Previous community health needs assessments have shown that there’s a high rate of poverty and substance abuse, with mental health and substance use disorders considered high priority issues for their region. With the onset of the pandemic, Gabis said these numbers continued to rise, with the region setting records every year for overdose deaths.

“[Isolation] is not good for someone that has substance use disorder and often a cooccurring mental health diagnosis,” He explained. “Whenever they’re isolated, they tend to medicate their emotions with other substances.”

One of HPP’s biggest successes has been the implementation of the post-overdose response team. A team consisting of a law enforcement officer, peer recovery supporter, and social worker go to the address of an individual who had an overdose within the last seven days. In addition to providing information on treatment options, the team also distributes a dose of Narcan – a nasal spray used to treat a narcotic overdose.

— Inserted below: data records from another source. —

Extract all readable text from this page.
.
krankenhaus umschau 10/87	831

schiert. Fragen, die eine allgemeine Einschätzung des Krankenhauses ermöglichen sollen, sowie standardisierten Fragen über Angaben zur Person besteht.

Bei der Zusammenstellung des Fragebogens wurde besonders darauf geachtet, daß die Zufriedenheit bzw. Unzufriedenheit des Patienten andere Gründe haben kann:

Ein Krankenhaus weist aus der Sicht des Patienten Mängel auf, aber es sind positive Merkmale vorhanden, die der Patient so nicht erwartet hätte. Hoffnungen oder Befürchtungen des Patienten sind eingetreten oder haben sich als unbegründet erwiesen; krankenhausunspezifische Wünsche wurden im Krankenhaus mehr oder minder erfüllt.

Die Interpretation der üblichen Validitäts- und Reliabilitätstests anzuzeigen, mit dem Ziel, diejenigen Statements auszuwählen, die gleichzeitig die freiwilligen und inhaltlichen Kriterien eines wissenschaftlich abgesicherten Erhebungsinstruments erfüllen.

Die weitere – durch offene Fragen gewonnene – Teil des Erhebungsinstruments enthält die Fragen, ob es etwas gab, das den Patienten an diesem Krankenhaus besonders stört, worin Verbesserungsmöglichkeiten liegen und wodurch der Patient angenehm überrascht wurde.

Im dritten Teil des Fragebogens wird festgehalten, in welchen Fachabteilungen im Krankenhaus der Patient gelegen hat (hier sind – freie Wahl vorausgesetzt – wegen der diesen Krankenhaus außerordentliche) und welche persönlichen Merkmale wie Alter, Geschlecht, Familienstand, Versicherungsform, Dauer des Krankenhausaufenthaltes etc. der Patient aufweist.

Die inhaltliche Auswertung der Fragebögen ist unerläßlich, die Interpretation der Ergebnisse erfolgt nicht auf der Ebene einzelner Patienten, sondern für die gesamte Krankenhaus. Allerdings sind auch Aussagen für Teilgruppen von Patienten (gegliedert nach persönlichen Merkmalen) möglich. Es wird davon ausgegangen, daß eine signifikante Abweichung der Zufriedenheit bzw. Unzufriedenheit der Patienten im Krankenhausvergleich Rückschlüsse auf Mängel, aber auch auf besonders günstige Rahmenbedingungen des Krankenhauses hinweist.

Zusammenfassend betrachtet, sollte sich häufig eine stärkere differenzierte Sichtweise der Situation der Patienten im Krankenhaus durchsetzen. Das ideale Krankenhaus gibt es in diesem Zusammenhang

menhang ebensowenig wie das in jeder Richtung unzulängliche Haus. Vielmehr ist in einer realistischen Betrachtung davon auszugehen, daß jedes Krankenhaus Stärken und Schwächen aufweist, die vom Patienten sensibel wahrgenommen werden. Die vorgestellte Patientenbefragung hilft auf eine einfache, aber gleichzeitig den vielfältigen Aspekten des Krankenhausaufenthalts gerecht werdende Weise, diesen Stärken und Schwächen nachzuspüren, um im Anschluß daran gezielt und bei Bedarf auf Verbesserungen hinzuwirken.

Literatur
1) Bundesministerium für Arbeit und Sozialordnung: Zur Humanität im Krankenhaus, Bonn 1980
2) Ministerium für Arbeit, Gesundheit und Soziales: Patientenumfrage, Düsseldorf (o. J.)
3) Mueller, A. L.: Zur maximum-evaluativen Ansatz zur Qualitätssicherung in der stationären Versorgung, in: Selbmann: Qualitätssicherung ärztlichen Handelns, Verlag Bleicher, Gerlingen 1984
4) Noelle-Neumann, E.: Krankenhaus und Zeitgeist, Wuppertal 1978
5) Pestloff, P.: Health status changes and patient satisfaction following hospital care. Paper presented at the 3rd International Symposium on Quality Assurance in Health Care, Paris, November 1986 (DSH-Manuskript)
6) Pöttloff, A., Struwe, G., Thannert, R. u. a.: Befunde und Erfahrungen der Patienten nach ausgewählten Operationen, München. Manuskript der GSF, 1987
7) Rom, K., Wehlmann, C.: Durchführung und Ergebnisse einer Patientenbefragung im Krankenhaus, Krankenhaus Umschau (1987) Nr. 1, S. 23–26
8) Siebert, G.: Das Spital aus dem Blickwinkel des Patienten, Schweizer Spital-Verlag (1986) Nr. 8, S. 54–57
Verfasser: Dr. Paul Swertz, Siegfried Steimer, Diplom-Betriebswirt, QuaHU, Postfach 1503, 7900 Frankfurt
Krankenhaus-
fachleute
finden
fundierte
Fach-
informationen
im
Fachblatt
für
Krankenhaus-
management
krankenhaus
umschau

“Most often, the person who overdosed is not at that address, but that’s a chance to talk with families and loved ones about what they can do to help that person,” Gabis said.

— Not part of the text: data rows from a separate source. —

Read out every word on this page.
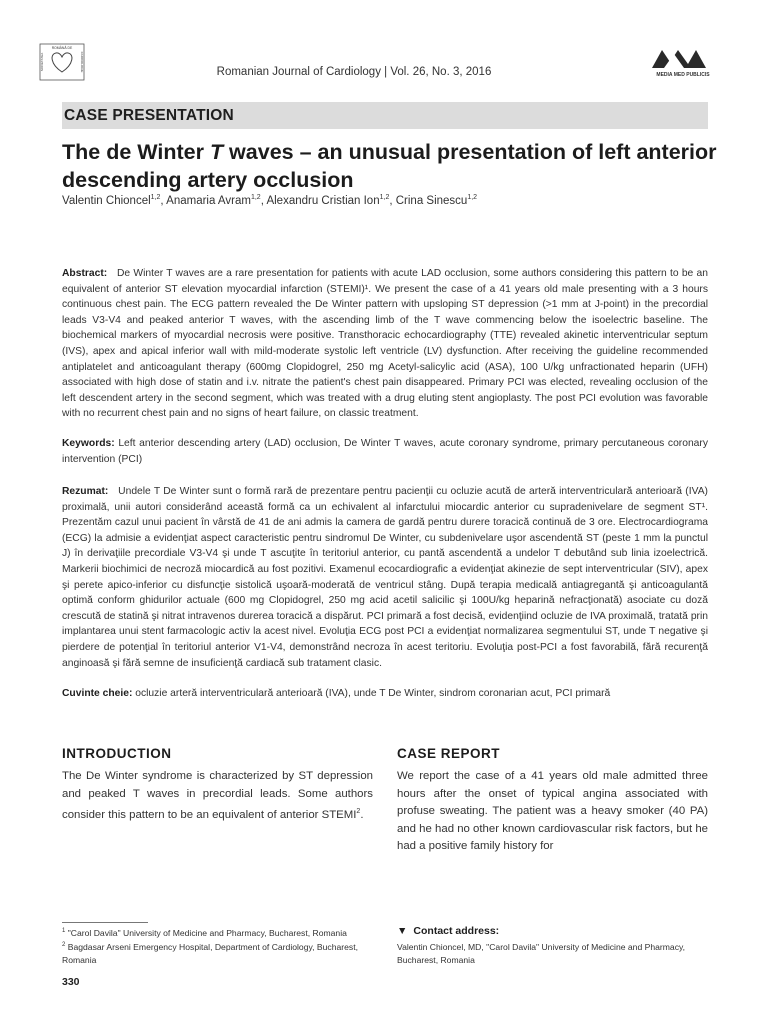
ROMÂNĂ DE
SOCIETATEA	CARDIOLOGIE	Romanian Journal of Cardiology | Vol. 26, No. 3, 2016	MEDIA MED PUBLICIS
CASE PRESENTATION
The de Winter T waves – an unusual presentation of left anterior descending artery occlusion
Valentin Chioncel$^{1,2}$, Anamaria Avram$^{1,2}$, Alexandru Cristian Ion$^{1,2}$, Crina Sinescu$^{1,2}$
Abstract: De Winter T waves are a rare presentation for patients with acute LAD occlusion, some authors considering this pattern to be an equivalent of anterior ST elevation myocardial infarction (STEMI)¹. We present the case of a 41 years old male presenting with a 3 hours continuous chest pain. The ECG pattern revealed the De Winter pattern with upsloping ST depression (>1 mm at J-point) in the precordial leads V3-V4 and peaked anterior T waves, with the ascending limb of the T wave commencing below the isoelectric baseline. The biochemical markers of myocardial necrosis were positive. Transthoracic echocardiography (TTE) revealed akinetic interventricular septum (IVS), apex and apical inferior wall with mild-moderate systolic left ventricle (LV) dysfunction. After receiving the guideline recommended antiplatelet and anticoagulant therapy (600mg Clopidogrel, 250 mg Acetyl-salicylic acid (ASA), 100 U/kg unfractionated heparin (UFH) associated with high dose of statin and i.v. nitrate the patient's chest pain disappeared. Primary PCI was elected, revealing occlusion of the left descendent artery in the second segment, which was treated with a drug eluting stent angioplasty. The post PCI evolution was favorable with no recurrent chest pain and no signs of heart failure, on classic treatment.
Keywords: Left anterior descending artery (LAD) occlusion, De Winter T waves, acute coronary syndrome, primary percutaneous coronary intervention (PCI)
Rezumat: Undele T De Winter sunt o formă rară de prezentare pentru pacienţii cu ocluzie acută de arteră interventriculară anterioară (IVA) proximală, unii autori considerând această formă ca un echivalent al infarctului miocardic anterior cu supradenivelare de segment ST¹. Prezentăm cazul unui pacient în vârstă de 41 de ani admis la camera de gardă pentru durere toracică continuă de 3 ore. Electrocardiograma (ECG) la admisie a evidenţiat aspect caracteristic pentru sindromul De Winter, cu subdenivelare uşor ascendentă ST (peste 1 mm la punctul J) în derivaţiile precordiale V3-V4 şi unde T ascuţite în teritoriul anterior, cu pantă ascendentă a undelor T debutând sub linia izoelectrică. Markerii biochimici de necroză miocardică au fost pozitivi. Examenul ecocardiografic a evidenţiat akinezie de sept interventricular (SIV), apex şi perete apico-inferior cu disfuncţie sistolică uşoară-moderată de ventricul stâng. După terapia medicală antiagregantă şi anticoagulantă optimă conform ghidurilor actuale (600 mg Clopidogrel, 250 mg acid acetil salicilic şi 100U/kg heparină nefracţionată) asociate cu doză crescută de statină şi nitrat intravenos durerea toracică a dispărut. PCI primară a fost decisă, evidenţiind ocluzie de IVA proximală, tratată prin implantarea unui stent farmacologic activ la acest nivel. Evoluţia ECG post PCI a evidenţiat normalizarea segmentului ST, unde T negative şi pierdere de potenţial în teritoriul anterior V1-V4, demonstrând necroza în acest teritoriu. Evoluţia post-PCI a fost favorabilă, fără recurenţă anginoasă şi fără semne de insuficienţă cardiacă sub tratament clasic.
Cuvinte cheie: ocluzie arteră interventriculară anterioară (IVA), unde T De Winter, sindrom coronarian acut, PCI primară
INTRODUCTION
The De Winter syndrome is characterized by ST depression and peaked T waves in precordial leads. Some authors consider this pattern to be an equivalent of anterior STEMI$^2$.
CASE REPORT
We report the case of a 41 years old male admitted three hours after the onset of typical angina associated with profuse sweating. The patient was a heavy smoker (40 PA) and he had no other known cardiovascular risk factors, but he had a positive family history for
$^1$ "Carol Davila" University of Medicine and Pharmacy, Bucharest, Romania
$^2$ Bagdasar Arseni Emergency Hospital, Department of Cardiology, Bucharest, Romania
▼ Contact address:
Valentin Chioncel, MD, "Carol Davila" University of Medicine and Pharmacy, Bucharest, Romania
330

In the beginning, HPP has struggled with tackling the negative stigmas around substance use disorder and the use of Narcan, which some think enables individuals to continue abusing drugs. Gabis explains that the Narcan is meant to guide the individual to the path of active recovery. Today, the community is more receptive to these efforts.

The peer recovery supporters are individuals who previously struggled with opioid use disorder and have been in active recovery for a substantial amount of time.

“They take their knowledge of how they got addicted, how they found recovery, and how they maintain recovery, and they’re able to speak to people in similar situations and ways that carry so much more impact that me talking to them, who doesn ‘t have that experience to draw from,” Gabis said.

Other successes include increasing the number of primary care providers who can provide medication assisted treatment at the health system from 8 to 30, and the streamlining of the system’s emergency department referral process to get patients suspected to have opioid use disorder into treatment with three days.

For other communities or medical systems wanting to take on substance use, Gabis offers the following suggestions.

  • Organize a get-together with your community to assess what resources the community already has
  • Implement harm reduction policies, including community distribution of Narcan
  • Work with and influence other providers to come into your community to provide further assistance

“Since we were part of the epicenter of this crisis, it would be awesome if we had a world class treatment center that served the region,” Gabis said. “My dream is that the health systems of central and southern Ohio band together and work to bring something like that to our region so that our communities have hope.”